When using XRC queues, Open MPI is indeed creating only one XRC queue per
node (instead of per-host). The problem is that the number of send
elements in this queue is multiplied by the number of processes on the
remote host.
So, what are we getting from this ? Not much, except that we can reduce
the sd_max parameter to 1 element, and still have 8 elements in the send
queue (on 8 cores machines), which may still be ok on the performance
side.
Send queues are created lazily, so having a lot of memory for send queues
is not necessary blocking. What's blocking is the receive queues, because
they are created during MPI_Init, so in a way, they are the "basic fare"
of MPI.
The XRC protocol seems to create shared receive queues, which is a good
thing. However, comparing memory used by an "X" queue versus and "S"

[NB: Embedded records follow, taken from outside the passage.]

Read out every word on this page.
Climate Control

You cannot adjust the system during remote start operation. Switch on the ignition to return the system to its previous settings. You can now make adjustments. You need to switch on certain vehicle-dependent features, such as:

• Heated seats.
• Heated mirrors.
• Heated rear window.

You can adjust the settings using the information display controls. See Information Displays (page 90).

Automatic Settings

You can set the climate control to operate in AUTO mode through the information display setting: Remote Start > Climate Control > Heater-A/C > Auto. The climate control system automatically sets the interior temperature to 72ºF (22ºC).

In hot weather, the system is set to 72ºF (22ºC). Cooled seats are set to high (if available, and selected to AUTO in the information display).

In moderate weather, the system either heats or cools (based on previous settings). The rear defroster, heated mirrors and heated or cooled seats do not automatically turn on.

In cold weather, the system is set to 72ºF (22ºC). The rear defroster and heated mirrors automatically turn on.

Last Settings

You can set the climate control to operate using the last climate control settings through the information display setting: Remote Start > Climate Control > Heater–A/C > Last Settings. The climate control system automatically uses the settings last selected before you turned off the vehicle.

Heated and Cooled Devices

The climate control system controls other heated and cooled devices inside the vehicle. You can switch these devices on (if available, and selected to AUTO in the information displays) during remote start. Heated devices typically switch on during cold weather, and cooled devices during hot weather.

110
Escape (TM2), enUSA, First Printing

queue, we can see a large difference. Digging a bit into the code, we
found some strange things, like the completion queue size not being the
same as "S" queues (the patch below would fix it, but the root of the
problem may be elsewhere).
Is anyone able to comment on this ?
Thanks,
Sylvain
diff -r eeaa1548ddaf ompi/mca/btl/openib/btl_openib.c
--- a/ompi/mca/btl/openib/btl_openib.c Fri May 14 01:08:00 2010 +0000
+++ b/ompi/mca/btl/openib/btl_openib.c Mon May 17 14:34:46 2010 +0200
@@ -379,7 +379,7 @@
/* figure out reasonable sizes for completion queues */
for(qp = 0; qp < mca_btl_openib_component.num_qps; qp++) {
- if(BTL_OPENIB_QP_TYPE_SRQ(qp)) {
+ if(BTL_OPENIB_QP_TYPE_SRQ(qp) || BTL_OPENIB_QP_TYPE_XRC(qp)) {
send_cqes =
mca_btl_openib_component.qp_infos[qp].u.srq_qp.sd_max;
recv_cqes = mca_btl_openib_component.qp_infos[qp].rd_num;
} else {